Vous l'avez voulu, je le sais, ce vertige... N'auriez-vous point déploré votre damnation si Esméralda s'était enfuie avec vous? Ou l'auriez-vous toujours acceptée avec une extase mélancolique et douce? J’aimerais vraiment le savoir.

Stana

Dame Stanislava,

Je suis prêtre. Et comme tel, je ne puis faillir aux vœux qui m'enchaînent, ni en acte ni en pensée -qui viderit mulierem ad concupiscendum eam- sans encourir la damnation éternelle. Et quel fol assumerait sans terreur de s'y exposer?

Mais parfois, la souffrance que j'endure depuis de trop longs mois est telle que je me demande si les tortures de l'enfer ne seraient pas plus clémentes...

Oh! Dieu! pourquoi m'avoir envoyé cette épreuve, sans m'avoir auparavant doté d'un cœur suffisamment éprouvé pour y faire face? Seigneur! délivrez-moi de cette obsession, faites que parte l'Égyptienne, saturez-moi du désespoir de son absence, que mon cœur ne puisse plus ressentir d'autre brûlure que celle, prodigue, de la science, et se tourne de nouveau vers sa lumière...

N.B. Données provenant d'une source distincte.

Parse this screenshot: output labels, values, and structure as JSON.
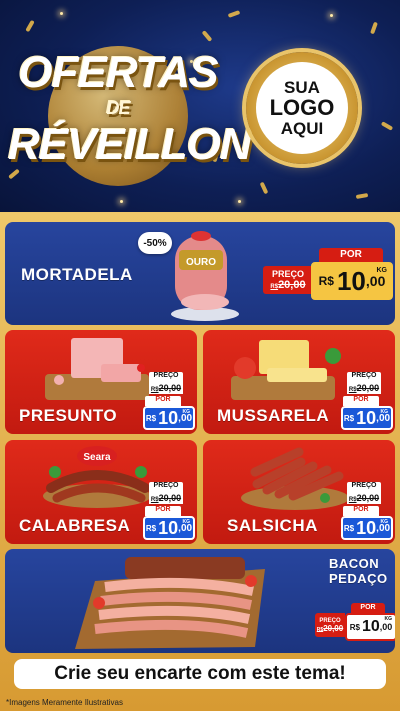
{
  "header": {
    "title_line1": "OFERTAS",
    "title_line2": "DE",
    "title_line3": "RÉVEILLON",
    "logo_line1": "SUA",
    "logo_line2": "LOGO",
    "logo_line3": "AQUI"
  },
  "products": {
    "mortadela": {
      "name": "MORTADELA",
      "discount": "-50%",
      "brand": "OURO",
      "preco_label": "PREÇO",
      "old_currency": "R$",
      "old_price": "20,00",
      "por_label": "POR",
      "currency": "R$",
      "price_int": "10",
      "price_dec": ",00",
      "unit": "KG"
    },
    "presunto": {
      "name": "PRESUNTO",
      "preco_label": "PREÇO",
      "old_currency": "R$",
      "old_price": "20,00",
      "por_label": "POR",
      "currency": "R$",
      "price_int": "10",
      "price_dec": ",00",
      "unit": "KG"
    },
    "mussarela": {
      "name": "MUSSARELA",
      "preco_label": "PREÇO",
      "old_currency": "R$",
      "old_price": "20,00",
      "por_label": "POR",
      "currency": "R$",
      "price_int": "10",
      "price_dec": ",00",
      "unit": "KG"
    },
    "calabresa": {
      "name": "CALABRESA",
      "brand": "Seara",
      "preco_label": "PREÇO",
      "old_currency": "R$",
      "old_price": "20,00",
      "por_label": "POR",
      "currency": "R$",
      "price_int": "10",
      "price_dec": ",00",
      "unit": "KG"
    },
    "salsicha": {
      "name": "SALSICHA",
      "preco_label": "PREÇO",
      "old_currency": "R$",
      "old_price": "20,00",
      "por_label": "POR",
      "currency": "R$",
      "price_int": "10",
      "price_dec": ",00",
      "unit": "KG"
    },
    "bacon": {
      "name_line1": "BACON",
      "name_line2": "PEDAÇO",
      "preco_label": "PREÇO",
      "old_currency": "R$",
      "old_price": "20,00",
      "por_label": "POR",
      "currency": "R$",
      "price_int": "10",
      "price_dec": ",00",
      "unit": "KG"
    }
  },
  "footer": {
    "cta": "Crie seu encarte com este tema!",
    "disclaimer": "*Imagens Meramente Ilustrativas"
  },
  "colors": {
    "blue_panel": "#1c347f",
    "red_panel": "#c21a10",
    "gold": "#d79a32",
    "price_blue": "#1a58d8"
  }
}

Mais non, j'oscille sans cesse, et tour à tour je rejette puis j'appelle de tout mon désir l'accomplissement d'une union sacrilège. Oh! il me semble pourtant parfois que sa réalisation serait la porte ouverte à la transcendance de mon état: non plus savant de sciences apprises, mais visionnaire, prophète de tous les mondes et de tous les temps soudain révélés; non plus gentilhomme mais souverain, couronné par la gloire de l'Œuvre accompli; non plus seulement prêtre, mais alchimiste consacré, par la transmutation de ma vie et de mon âme... 

Mon Dieu, aurai-je la persévérance et le désir constant pour aller jusqu'au bout? Et cela conduira-t-il au dépassement suprême? Ou n'est-ce que l'antichambre de l'enfer, du dévoiement et de la damnation? -Ou encore préfèrerai-je renoncer, assumer mon désespoir et retrouver mon état précédent?

Je ne sais, dame Stanislava, je ne sais -je suis dans l'incertitude, dans le doute -tâtonnant dans les ténèbres...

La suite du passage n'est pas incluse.